How we cite our quotes: Citations follow this format: (Chapter.Paragraph)
Quote #1
[Krook] touched me on the arm to stay me, and chalked the letter J upon the wall--in a very curious manner, beginning with the end of the letter and shaping it backward. It was a capital letter, not a printed one, but just such a letter as any clerk in Messrs. Kenge and Carboy's office would have made.
"Can you read it?" he asked me with a keen glance.
"Surely," said I. "It's very plain."
"What is it?"
"J."
With another glance at me, and a glance at the door, he rubbed it out and turned an "a" in its place (not a capital letter this time), and said, "What's that?"
I told him. He then rubbed that out and turned the letter "r," and asked me the same question. He went on quickly until he had formed in the same curious manner, beginning at the ends and bottoms of the letters, the word Jarndyce, without once leaving two letters on the wall together.
"What does that spell?" he asked me.
When I told him, he laughed. In the same odd way, yet with the same rapidity, he then produced singly, and rubbed out singly, the letters forming the words Bleak House. These, in some astonishment, I also read; and he laughed again.
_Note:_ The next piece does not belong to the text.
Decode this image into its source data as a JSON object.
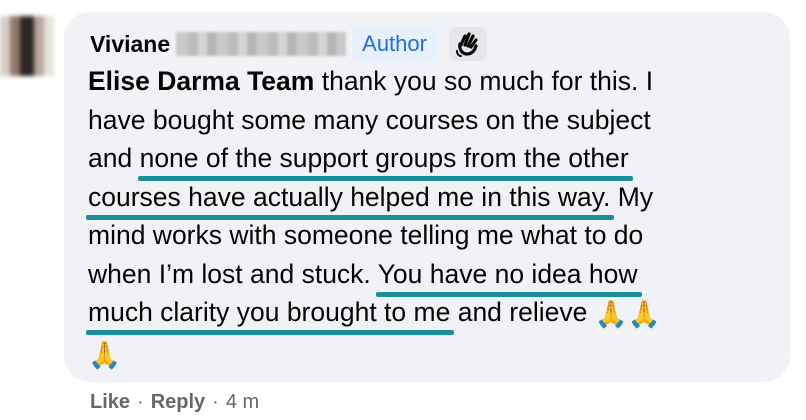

"Hi!" said the old man, laying aside the chalk. "I have a turn for copying from memory, you see, miss, though I can neither read nor write." (5.79-88)
This passage works well in combination with the paragraph about how horrible it must be for Jo not to be able to read or write. Literacy was quite a divide back then, when such a huge proportion of the population was fully or functionally illiterate. Writing and documents have so much power in the novel that not being able to understand them is a tremendous disadvantage for people who already have plenty of disadvantages.
Quote #2
We were all enchanted. I felt it a merited tribute to the engaging qualities of Ada and Richard that Mr. Skimpole, seeing them for the first time, should he so unreserved and should lay himself out to be so exquisitely agreeable. They (and especially Richard) were naturally pleased, for similar reasons, and considered it no common privilege to be so freely confided in by such an attractive man. The more we listened, the more gaily Mr. Skimpole talked. And what with his fine hilarious manner and his engaging candour and his genial way of lightly tossing his own weaknesses about, as if he had said, "I am a child, you know! You are designing people compared with me" (he really made me consider myself in that light) "but I am gay and innocent; forget your worldly arts and play with me!" the effect was absolutely dazzling. (6.75-76)
Skimpole can really talk a good game. With Skimpole, we have to keep in mind that he can schmooze and charm everyone he comes across. This is probably how he gets all these tradesmen to sell him stuff on credit.
Quote #3
"I wants it done, and over. I wants a end of these liberties took with my place. I wants an end of being drawed like a badger. Now you're a-going to poll-pry and question according to custom--I know what you're a-going to be up to. Well! You haven't got no occasion to be up to it. I'll save you the trouble. Is my daughter a-washin? Yes, she IS a-washin. Look at the water. Smell it! That's wot we drinks. How do you like it, and what do you think of gin instead! An't my place dirty? Yes, it is dirty-- it's nat'rally dirty, and it's nat'rally onwholesome; and we've had five dirty and onwholesome children, as is all dead infants, and so much the better for them, and for us besides. Have I read the little book wot you left? No, I an't read the little book wot you left. There an't nobody here as knows how to read it; and if there wos, it wouldn't be suitable to me. It's a book fit for a babby, and I'm not a babby. If you was to leave me a doll, I shouldn't nuss it. How have I been conducting of myself? Why, I've been drunk for three days; and I'da been drunk four if I'da had the money. Don't I never mean for to go to church? No, I don't never mean for to go to church. I shouldn't be expected there, if I did; the beadle's too gen-teel for me. And how did my wife get that black eye? Why, I give it her; and if she says I didn't, she's a lie!" (8.91-93)
This is quite an extraordinary speech to put in the mouth of the brickmaker that Ada and Esther go visit with Mrs. Pardiggle. In a way, he is just as defiant about his lifestyle and choices as Sir Dedlock is about his, which was a progressive way to portray a miserable and destitute guy back in the day. His argument for getting the horrible Mrs. Pardiggle to leave him alone is pretty sound, too – it's not like she's going to make anyone's life better in that hovel.